Lately I’ve been getting into astrophotography, a world of many wonders both natural and artificial. All those nebulae are out there just waiting to be discovered (for yourself). While you are able to simply slap a camera onto a telescope or a tracking mount and get a photo, chances are high that photo isn’t very good straight out of the camera. A lot of what makes an astrophoto look really nice is the processing. This includes stacking exposures, noise reduction, star registration/alignment and final color manipulation.
Before detailing it, let’s see what kind of improvement this processing can make on a still image (open images in new tab to see full detail):
That’s quite an improvement! Noise is removed and not only has detail not been lost, it has been improved. First, what camera settings did I use to take the raw image?
- ISO 1600
- 18mm focal length
- f/22.0
- 1/3s exposure
These values are not so contrived, as a night-sky exposure is typically made at ISO 800+ with long exposure, and possibly a stopped-down aperture. This is noise you might expect to see in a long exposure of a dark sky. The trick then becomes removing the noise, and in a way that leaves stars and nebulae in tact, raising the signal-to-noise ratio. This is where image subtraction and stacking come in.
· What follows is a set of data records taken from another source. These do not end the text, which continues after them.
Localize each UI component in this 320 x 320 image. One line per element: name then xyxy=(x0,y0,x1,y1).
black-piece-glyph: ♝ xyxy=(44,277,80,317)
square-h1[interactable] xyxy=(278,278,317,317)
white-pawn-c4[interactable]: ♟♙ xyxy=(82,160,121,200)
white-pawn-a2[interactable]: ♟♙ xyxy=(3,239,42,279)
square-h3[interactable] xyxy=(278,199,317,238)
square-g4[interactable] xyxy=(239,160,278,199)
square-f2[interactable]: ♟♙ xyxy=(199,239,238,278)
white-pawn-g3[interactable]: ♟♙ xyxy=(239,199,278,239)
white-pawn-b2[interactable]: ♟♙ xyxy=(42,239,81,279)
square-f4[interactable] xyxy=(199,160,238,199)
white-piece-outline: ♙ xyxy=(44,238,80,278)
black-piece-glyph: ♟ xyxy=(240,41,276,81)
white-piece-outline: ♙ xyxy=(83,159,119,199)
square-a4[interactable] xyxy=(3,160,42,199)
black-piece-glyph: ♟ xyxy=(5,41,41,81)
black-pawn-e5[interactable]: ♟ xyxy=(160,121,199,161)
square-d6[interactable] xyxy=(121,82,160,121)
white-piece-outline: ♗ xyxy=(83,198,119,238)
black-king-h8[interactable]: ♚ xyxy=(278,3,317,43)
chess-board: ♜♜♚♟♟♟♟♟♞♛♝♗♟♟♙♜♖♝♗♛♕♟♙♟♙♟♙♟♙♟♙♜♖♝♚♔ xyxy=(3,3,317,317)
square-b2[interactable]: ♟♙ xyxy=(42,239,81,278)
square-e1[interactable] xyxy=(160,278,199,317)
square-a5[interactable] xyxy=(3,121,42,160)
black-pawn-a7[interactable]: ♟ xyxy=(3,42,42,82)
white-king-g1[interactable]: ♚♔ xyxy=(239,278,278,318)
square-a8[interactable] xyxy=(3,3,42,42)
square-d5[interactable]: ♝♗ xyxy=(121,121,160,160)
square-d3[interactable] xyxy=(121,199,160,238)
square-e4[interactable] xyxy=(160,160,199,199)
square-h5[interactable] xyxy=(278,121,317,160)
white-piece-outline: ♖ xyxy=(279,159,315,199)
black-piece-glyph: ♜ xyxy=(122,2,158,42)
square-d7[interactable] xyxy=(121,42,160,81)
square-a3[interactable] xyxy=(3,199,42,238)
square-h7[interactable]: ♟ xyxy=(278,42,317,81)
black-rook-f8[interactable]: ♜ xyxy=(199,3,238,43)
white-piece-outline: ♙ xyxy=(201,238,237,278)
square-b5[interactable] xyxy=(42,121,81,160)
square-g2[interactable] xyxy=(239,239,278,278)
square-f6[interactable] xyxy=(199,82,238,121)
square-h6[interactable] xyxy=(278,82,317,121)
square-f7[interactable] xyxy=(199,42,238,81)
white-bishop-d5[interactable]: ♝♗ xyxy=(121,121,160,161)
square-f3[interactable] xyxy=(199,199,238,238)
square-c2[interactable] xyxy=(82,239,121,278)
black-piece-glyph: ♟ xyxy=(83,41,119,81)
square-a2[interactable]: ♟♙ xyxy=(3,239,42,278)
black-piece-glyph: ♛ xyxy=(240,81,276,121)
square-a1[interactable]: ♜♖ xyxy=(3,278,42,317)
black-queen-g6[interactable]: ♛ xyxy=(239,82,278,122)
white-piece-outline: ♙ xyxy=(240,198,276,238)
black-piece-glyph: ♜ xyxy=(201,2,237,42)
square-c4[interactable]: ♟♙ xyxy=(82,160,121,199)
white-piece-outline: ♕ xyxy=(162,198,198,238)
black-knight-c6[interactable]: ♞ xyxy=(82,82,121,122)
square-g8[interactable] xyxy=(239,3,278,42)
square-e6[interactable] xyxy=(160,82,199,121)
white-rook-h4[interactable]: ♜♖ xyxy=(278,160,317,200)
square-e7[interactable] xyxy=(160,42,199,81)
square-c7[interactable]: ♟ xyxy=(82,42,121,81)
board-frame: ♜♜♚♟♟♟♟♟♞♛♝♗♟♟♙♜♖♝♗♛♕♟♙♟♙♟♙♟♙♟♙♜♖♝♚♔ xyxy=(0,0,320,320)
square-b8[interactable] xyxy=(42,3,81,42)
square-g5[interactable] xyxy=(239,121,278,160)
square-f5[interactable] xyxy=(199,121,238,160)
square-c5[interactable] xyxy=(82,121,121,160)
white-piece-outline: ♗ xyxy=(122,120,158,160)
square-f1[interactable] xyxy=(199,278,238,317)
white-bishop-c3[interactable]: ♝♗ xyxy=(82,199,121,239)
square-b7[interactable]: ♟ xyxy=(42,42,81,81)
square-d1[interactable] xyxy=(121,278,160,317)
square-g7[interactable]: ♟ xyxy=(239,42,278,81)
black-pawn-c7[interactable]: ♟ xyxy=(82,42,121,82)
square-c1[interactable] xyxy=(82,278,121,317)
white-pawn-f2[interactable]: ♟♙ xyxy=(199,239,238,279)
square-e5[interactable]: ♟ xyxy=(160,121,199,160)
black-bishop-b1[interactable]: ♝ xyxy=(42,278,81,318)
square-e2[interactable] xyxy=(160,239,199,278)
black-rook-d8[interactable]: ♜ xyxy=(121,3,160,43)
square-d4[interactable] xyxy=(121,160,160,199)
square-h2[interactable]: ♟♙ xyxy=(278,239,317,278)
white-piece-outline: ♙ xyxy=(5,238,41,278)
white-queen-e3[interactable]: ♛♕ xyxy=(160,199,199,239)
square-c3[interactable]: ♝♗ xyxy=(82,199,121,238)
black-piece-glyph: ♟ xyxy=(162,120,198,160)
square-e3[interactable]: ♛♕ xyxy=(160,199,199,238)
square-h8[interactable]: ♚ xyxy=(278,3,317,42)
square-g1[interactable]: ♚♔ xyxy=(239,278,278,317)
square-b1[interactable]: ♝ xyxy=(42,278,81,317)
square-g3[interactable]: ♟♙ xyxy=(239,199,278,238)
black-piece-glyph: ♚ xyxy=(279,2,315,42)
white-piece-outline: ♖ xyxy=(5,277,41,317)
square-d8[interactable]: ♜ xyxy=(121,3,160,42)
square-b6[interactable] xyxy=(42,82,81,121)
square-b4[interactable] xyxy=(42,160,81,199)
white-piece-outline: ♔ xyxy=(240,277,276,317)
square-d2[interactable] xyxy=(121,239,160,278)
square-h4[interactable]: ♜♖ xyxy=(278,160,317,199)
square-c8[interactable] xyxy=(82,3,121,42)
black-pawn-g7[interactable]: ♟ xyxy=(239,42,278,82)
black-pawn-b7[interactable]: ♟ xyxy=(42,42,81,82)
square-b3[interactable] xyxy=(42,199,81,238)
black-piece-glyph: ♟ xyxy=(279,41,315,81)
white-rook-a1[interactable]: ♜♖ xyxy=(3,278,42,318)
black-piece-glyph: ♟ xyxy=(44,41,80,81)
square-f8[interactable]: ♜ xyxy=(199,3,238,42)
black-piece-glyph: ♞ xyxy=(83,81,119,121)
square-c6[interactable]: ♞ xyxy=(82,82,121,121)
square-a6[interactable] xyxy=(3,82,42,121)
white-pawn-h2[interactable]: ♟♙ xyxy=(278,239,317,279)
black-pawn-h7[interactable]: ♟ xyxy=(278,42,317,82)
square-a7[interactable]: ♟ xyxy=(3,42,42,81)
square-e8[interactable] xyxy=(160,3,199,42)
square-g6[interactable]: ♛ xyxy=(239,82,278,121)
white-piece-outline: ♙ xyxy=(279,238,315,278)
Put simply, this is done by taking images that isolate specific sources of noise, then subtracting that noise from the image. Noise sources are namely thermal noise from the exposure process and intrinsic charge bias on individual photodetectors. Remove these and you’ll have a nice, clean, pretty image without sacrificing detail or color definition.
What frames and data are we trying to collect?
- Light frames: the photo target
- Dark frames: thermal noise of the sensor and its imaging environment
- Flat frames: lens vignetting and dust or other phsyical blemishes on the sensor or lens
- Bias frames: inherent charge levels of individual photodetectors in the CMOS (or CCD)
Data Examples
These frame examples are exaggeratd to show the data we’re trying to capture.
Dark Frame
Flat Frame
Bias Frame
I use Siril to stack frames; it’s FOSS, pretty well-documented and it’s easy to find other users online. I won’t go over how to stack these different frames to subtract noise, as that is explained very well at FreeAstro and Pixls.
Tips and Tricks
Lights
Longer exposures improve SNR per frame over many shorter exposures, especially with a tracking mount and good filtering. Lower ISO requires longer exposures, but gives lower initial noise in the exposure. Experiment!
Bias
Bias frames go quickly and it’s easy to build a set of 40 frames. Shoot on the same ISO as lights with the fastest shutter your camera will allow. Put the lens cap on to remove light exposure. Take 30-40 shots of bias noise.
Flats
Flats can be done the next day as long as focus, ISO and aperture are identical to the original shoot. Use a white cloth or paper to keep the field of view as evenly lit as possible; rotate the cloth or paper between exposures to build an average of the material’s inherent weave or fiber pattern. Take 20-25 flats.
Darks
Darks must be done at the same time as the lights due to temperature. Keep lights and darks within 3-4 degrees to keep thermal noise consistent. Take at least 20-30 darks for every shoot.